CAISSE PRIMAIRE D’ASSURANCE MALADIE DE [Localité 7] [Localité 6] [Localité 4] – SEINE-MARITIME
[Adresse 3]
[Localité 7]
Représentée par Madame [R] [Z], audiencière munie à cet effet d’un pouvoir spécial

La Présidente et les assesseurs, après avoir entendu le QUATRE DECEMBRE DEUX MILLE VINGT QUATRE les parties présentes, en leurs observations, les ont avisées, de la date à laquelle le jugement serait prononcé, ont délibéré conformément à la loi et ont statué le TRENTE ET UN JANVIER DEUX MILLE VINGT CINQ, dans les termes suivants :

EXPOSÉ DU LITIGE ET DES DEMANDES

Monsieur [D] [I], employé comme poseur de canalisations par la S.N.C. [5], a établi le 4 mars 2016 une demande de reconnaissance de maladie professionnelle pour « scapulalgies bilatérales, syndrome sous acromial, tendinopathie coiffe » et a fourni à l’appui, un certificat médical initial du Docteur [N] en date du 16 février 2016.

Après instruction, la caisse primaire d’assurance maladie (CPAM) de Seine-Maritime a notifié à la société [5] le 1er août 2016 sa décision de prendre en charge la pathologie déclarée au titre du tableau n°57.

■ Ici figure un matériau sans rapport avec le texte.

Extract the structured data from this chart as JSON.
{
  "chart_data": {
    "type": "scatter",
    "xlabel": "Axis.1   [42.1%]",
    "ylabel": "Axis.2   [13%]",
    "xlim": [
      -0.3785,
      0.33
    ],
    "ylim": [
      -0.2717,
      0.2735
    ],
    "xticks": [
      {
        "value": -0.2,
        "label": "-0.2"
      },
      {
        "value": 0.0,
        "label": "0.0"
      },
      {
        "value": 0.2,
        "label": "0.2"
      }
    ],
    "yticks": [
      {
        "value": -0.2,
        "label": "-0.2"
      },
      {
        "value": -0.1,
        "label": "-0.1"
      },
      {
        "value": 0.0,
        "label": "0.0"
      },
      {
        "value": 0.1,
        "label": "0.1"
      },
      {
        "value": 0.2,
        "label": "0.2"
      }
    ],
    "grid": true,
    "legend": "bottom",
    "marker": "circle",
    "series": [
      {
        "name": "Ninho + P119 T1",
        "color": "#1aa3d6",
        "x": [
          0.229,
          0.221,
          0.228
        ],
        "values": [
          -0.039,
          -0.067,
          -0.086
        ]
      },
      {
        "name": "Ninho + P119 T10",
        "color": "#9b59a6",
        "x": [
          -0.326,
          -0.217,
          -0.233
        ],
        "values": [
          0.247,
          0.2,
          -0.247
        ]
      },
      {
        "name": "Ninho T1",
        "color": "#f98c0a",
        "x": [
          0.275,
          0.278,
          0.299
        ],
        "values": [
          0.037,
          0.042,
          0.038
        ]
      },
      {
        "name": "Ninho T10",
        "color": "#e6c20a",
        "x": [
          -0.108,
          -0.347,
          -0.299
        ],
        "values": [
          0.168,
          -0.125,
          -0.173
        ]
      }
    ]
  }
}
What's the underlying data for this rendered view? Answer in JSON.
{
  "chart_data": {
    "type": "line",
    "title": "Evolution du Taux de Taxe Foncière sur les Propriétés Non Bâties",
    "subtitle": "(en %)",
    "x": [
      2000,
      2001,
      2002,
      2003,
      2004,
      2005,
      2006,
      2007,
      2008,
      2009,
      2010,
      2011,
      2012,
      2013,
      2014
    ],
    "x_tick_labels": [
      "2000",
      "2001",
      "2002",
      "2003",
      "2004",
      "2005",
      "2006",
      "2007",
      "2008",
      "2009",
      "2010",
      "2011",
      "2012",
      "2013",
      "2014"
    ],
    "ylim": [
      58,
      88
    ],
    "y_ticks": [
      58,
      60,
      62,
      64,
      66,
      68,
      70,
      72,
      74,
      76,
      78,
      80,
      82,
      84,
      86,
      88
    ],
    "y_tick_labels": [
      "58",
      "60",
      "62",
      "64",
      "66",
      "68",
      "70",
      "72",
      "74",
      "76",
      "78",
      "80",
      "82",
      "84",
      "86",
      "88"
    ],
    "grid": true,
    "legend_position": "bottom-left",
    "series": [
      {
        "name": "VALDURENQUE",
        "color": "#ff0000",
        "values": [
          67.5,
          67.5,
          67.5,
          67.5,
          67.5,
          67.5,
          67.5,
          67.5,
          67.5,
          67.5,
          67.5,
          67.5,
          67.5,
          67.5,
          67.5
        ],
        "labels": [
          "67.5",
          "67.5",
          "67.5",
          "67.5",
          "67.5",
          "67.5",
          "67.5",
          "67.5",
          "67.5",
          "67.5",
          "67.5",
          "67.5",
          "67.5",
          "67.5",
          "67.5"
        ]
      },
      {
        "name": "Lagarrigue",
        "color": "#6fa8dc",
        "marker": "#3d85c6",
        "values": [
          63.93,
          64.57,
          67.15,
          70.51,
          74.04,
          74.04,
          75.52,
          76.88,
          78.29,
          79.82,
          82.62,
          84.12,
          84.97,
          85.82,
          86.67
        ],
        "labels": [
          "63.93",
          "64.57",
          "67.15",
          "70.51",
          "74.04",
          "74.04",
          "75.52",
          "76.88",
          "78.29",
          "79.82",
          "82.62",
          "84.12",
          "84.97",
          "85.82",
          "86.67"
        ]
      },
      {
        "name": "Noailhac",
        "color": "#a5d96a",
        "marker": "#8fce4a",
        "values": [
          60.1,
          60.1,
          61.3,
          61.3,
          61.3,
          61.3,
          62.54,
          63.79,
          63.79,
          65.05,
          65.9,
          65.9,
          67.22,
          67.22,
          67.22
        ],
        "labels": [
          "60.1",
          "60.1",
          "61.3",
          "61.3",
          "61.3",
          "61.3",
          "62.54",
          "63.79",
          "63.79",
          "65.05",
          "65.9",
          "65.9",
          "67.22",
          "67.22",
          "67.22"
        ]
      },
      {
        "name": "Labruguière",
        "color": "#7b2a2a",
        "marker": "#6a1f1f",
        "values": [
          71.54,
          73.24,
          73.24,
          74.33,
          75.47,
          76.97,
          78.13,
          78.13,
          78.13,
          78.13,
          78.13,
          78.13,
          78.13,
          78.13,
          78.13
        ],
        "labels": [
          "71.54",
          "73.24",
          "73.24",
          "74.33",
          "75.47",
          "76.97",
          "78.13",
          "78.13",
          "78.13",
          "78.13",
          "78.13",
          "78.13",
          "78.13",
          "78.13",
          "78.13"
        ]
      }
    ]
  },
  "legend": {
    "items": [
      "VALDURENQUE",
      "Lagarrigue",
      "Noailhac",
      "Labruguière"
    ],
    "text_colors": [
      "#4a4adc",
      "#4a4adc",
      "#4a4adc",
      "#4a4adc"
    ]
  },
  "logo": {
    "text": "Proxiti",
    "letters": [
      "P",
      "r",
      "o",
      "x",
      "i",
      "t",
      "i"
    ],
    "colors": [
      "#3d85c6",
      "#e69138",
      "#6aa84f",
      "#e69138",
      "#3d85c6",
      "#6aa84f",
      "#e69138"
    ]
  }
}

La société [5] a saisi le 30 septembre 2016 la commission de recours amiable aux fins de contester cette décision.

Le 27 février 2017, la CPAM de Seine-Maritime a notifié à la société [5] la décision de la CRA prise en sa séance du 23 février 2017, qui a rejeté son recours.

Le 25 avril 2017, la société [5] a saisi le tribunal des affaires de sécurité sociale de la Seine-Maritime aux fins de contester la décision de prise en charge de la pathologie de monsieur [I].

Par jugement du 13 février 2018, le tribunal des affaires de sécurité sociale de la Seine Maritime s’est déclaré incompétent et a renvoyé l’affaire devant le tribunal des affaires de sécurité sociale de Nantes, la société [5] étant domiciliée à [Localité 1].

En application de la loi n°2019-222 du 23 mars 2019, le contentieux relevant initialement du tribunal des affaires de sécurité sociale a été transféré au tribunal de grande instance de Nantes devenu, le 1er janvier 2020, le tribunal judiciaire, spécialement désigné aux termes de l’article L.211-16 du code de l’organisation judiciaire.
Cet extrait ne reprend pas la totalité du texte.